For her part, the hands that she had pressed against his chest in surprise now relaxed into the embrace. One hand traced a path down his lapel and around his waist to his back. The other hand mirrored his own and began to restlessly caress his neck and the hair at the base of his skull. She'd always suspected that his hair would be soft and oh, it really was.
Encouraged by her response, his tongue traced her bottom lip, and she teased back with her own. In unison they angled their mouths to deepen the kiss, tongues boldly questing and tangling as they explored this new territory. Jo heard a second, more urgent moan from Henry—or maybe it was from her; she wasn't sure. She arched up in response and he leaned in as if they were alone in the house, and maybe in the tri-state area.

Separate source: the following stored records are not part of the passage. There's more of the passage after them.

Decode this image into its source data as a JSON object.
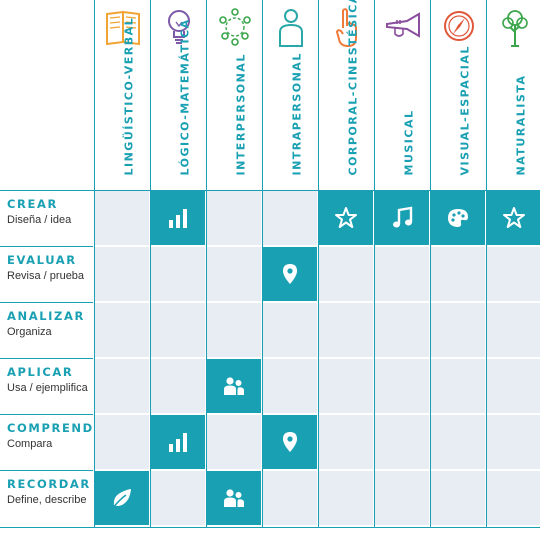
{
  "colors": {
    "accent": "#1aa0b3",
    "cell_empty": "#e7edf2",
    "icon_yellow": "#f0a433",
    "icon_purple": "#7c5aa8",
    "icon_green": "#3aa54a",
    "icon_teal": "#2aa7a7",
    "icon_orange": "#f07a3a",
    "icon_violet": "#8a4f9e",
    "icon_red": "#e0583b"
  },
  "columns": [
    {
      "label": "LINGÜÍSTICO-VERBAL",
      "icon": "book-icon"
    },
    {
      "label": "LÓGICO-MATEMÁTICA",
      "icon": "lightbulb-icon"
    },
    {
      "label": "INTERPERSONAL",
      "icon": "people-circle-icon"
    },
    {
      "label": "INTRAPERSONAL",
      "icon": "person-icon"
    },
    {
      "label": "CORPORAL-CINESTÉSICA",
      "icon": "hand-icon"
    },
    {
      "label": "MUSICAL",
      "icon": "trumpet-icon"
    },
    {
      "label": "VISUAL-ESPACIAL",
      "icon": "compass-icon"
    },
    {
      "label": "NATURALISTA",
      "icon": "tree-icon"
    }
  ],
  "rows": [
    {
      "title": "CREAR",
      "subtitle": "Diseña / idea",
      "cells": [
        "",
        "bar-chart-icon",
        "",
        "",
        "star-icon",
        "music-note-icon",
        "palette-icon",
        "star-icon"
      ]
    },
    {
      "title": "EVALUAR",
      "subtitle": "Revisa / prueba",
      "cells": [
        "",
        "",
        "",
        "map-pin-icon",
        "",
        "",
        "",
        ""
      ]
    },
    {
      "title": "ANALIZAR",
      "subtitle": "Organiza",
      "cells": [
        "",
        "",
        "",
        "",
        "",
        "",
        "",
        ""
      ]
    },
    {
      "title": "APLICAR",
      "subtitle": "Usa / ejemplifica",
      "cells": [
        "",
        "",
        "people-icon",
        "",
        "",
        "",
        "",
        ""
      ]
    },
    {
      "title": "COMPRENDER",
      "subtitle": "Compara",
      "cells": [
        "",
        "bar-chart-icon",
        "",
        "map-pin-icon",
        "",
        "",
        "",
        ""
      ]
    },
    {
      "title": "RECORDAR",
      "subtitle": "Define, describe",
      "cells": [
        "leaf-icon",
        "",
        "people-icon",
        "",
        "",
        "",
        "",
        ""
      ]
    }
  ]
}
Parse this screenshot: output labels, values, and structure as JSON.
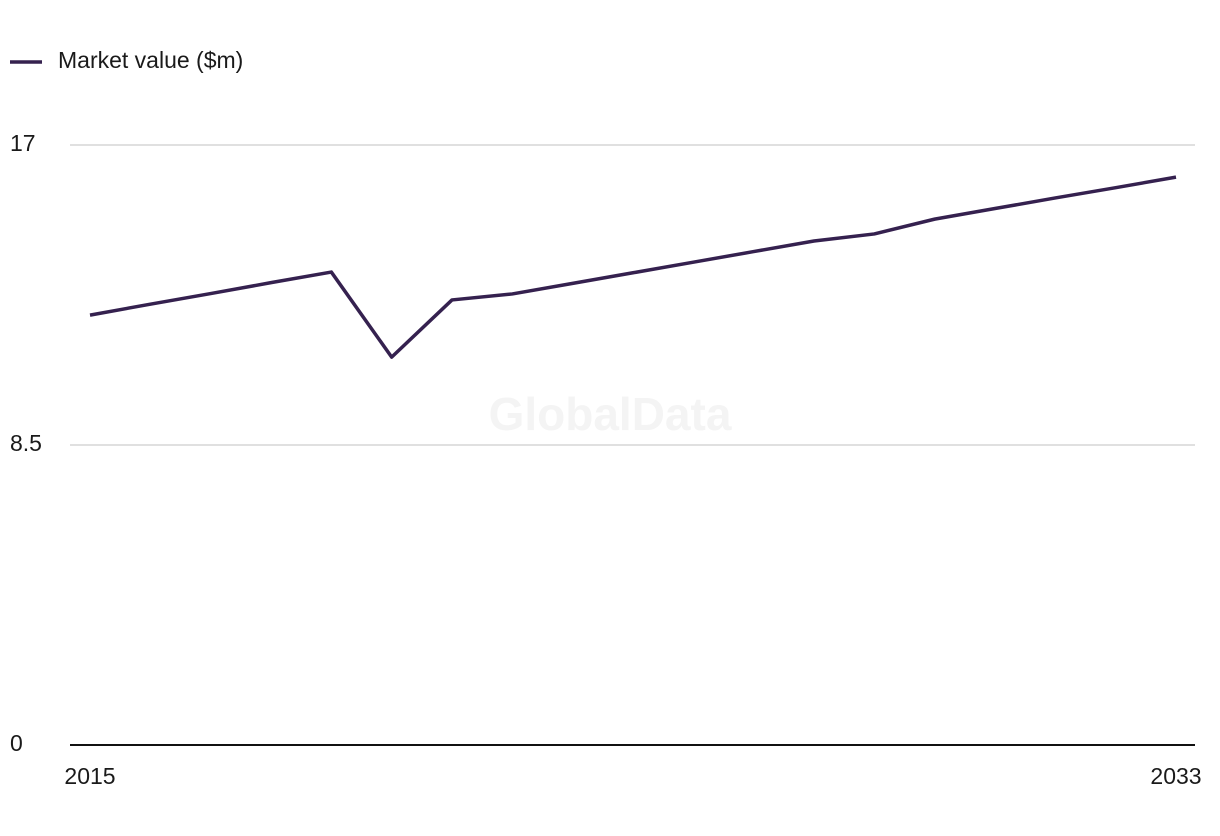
{
  "chart_data": {
    "type": "line",
    "watermark": "GlobalData",
    "x": [
      2015,
      2016,
      2017,
      2018,
      2019,
      2020,
      2021,
      2022,
      2023,
      2024,
      2025,
      2026,
      2027,
      2028,
      2029,
      2030,
      2031,
      2032,
      2033
    ],
    "series": [
      {
        "name": "Market value ($m)",
        "color": "#35214f",
        "values": [
          12.18,
          12.49,
          12.79,
          13.1,
          13.4,
          10.99,
          12.61,
          12.78,
          13.08,
          13.38,
          13.68,
          13.98,
          14.28,
          14.48,
          14.9,
          15.2,
          15.5,
          15.79,
          16.09
        ]
      }
    ],
    "xlim": [
      2015,
      2033
    ],
    "xticks": [
      2015,
      2033
    ],
    "ylim": [
      0,
      17
    ],
    "yticks": [
      0,
      8.5,
      17
    ],
    "grid": true,
    "legend": "top-left"
  }
}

At that point, there was a very pointed throat clearing that reminded them that they weren't.
"Sorry to interrupt, lovebirds, but that's our door you're scandalizing."
Jo gave a little jolt; so did Henry. Their arms were still wrapped around each other, but their faces separated enough to see the startled look in each other's eyes. Jo was pretty sure she looked more startled than Henry. He looked surprised by what had happened, but there was still a smolder banked beneath.
She wasn't smoldering. She was kicking herself for losing sight of the case and getting lost in her own personal issues, getting lost in her own partner, and his lips, and that hair, and those incredible eyes—okay, maybe she was smoldering too. He was watching her closely now to see how she'd react, and his gaze saw far too much of her. It always had. Surely he could see that besides smoldering, she was also panicking.
She put her hands back on his chest and pushed lightly, and he took a step back. With barely a look at the Pennyworths, and for the second time that night, she fled the scene.